In jener Zeit kamen die Pharisäer und begannen ein Streitgespräch mit Jesus; sie forderten von ihm ein Zeichen vom Himmel, um ihn auf die Probe zu stellen.
Da seufzte er tief auf und sagte: Was fordert diese Generation ein Zeichen? Amen, das sage ich euch: Dieser Generation wird niemals ein Zeichen gegeben werden.Und er verließ sie, stieg in das Boot und fuhr ans andere Ufer. (Markus 8,11-13)

Die Pharisäer wollen Jesus prüfen, weil sie weder Glauben an ihn noch Vertrauen auf ihn haben.
Der Glaube ist eine Haltung des Vertrauens in die Gegenwart Gottes.
Glaube ist Offenheit für das, was Gott offenbaren und tun will und wozu er uns einlädt.
Es sollte klar sein, dass wir im Umgang mit dem unendlichen, allmächtigen und persönlichen Gott niemals die Kontrolle haben.
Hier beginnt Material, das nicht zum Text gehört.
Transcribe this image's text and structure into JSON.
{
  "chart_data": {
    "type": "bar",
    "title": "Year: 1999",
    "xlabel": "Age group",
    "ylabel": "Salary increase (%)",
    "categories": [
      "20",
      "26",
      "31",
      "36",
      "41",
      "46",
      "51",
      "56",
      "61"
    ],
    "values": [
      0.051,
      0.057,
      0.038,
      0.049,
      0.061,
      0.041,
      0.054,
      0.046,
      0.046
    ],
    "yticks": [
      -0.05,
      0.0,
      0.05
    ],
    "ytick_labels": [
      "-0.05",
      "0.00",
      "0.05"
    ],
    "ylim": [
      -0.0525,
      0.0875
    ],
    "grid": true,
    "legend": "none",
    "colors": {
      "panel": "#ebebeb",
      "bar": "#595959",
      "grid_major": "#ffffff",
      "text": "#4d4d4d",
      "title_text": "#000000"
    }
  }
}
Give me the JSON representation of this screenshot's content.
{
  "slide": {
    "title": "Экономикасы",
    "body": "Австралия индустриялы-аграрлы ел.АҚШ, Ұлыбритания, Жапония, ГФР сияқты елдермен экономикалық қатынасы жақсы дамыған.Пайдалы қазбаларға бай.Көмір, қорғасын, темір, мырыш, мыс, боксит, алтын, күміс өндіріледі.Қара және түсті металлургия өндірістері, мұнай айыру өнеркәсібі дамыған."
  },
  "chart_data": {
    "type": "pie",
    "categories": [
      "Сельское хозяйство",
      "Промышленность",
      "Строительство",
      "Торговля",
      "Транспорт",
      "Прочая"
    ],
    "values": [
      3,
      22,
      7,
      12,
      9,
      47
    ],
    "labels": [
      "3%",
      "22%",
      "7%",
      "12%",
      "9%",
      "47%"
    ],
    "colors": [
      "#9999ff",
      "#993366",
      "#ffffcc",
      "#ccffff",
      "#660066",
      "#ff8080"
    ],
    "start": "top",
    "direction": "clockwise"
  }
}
Der Glaube geht weit über unser Verstehen hinaus.
Wenn wir Gottes Handeln herausfinden, genau berechnen, mit vollständiger Genauigkeit vorhersagen könnten, wären wir verantwortlich – und per Definition haben wir es nicht mit einer alltäglichen Person zu tun.
Würden wir eine der genannten Umschreibungen verwenden, um über unsere Beziehung zum Ehemann, zur Ehefrau oder unserem besten Freund zu sprechen?
Stattdessen gehen wir mit solchen Menschen ein sich immer weiter vertiefendes Vertrauensverhältnis ein.
Eine der grundlegendsten Glaubensbezeugungen lautet: In unserem Leben geht es nicht um uns.
Wir haben nicht die absolute Kontrolle. Wir sind vielmehr Teil von Gottes großartigem Plan.
Dies aus tiefstem Herzen zu glauben und entsprechend zu handeln, bedeutet, Glauben zu haben.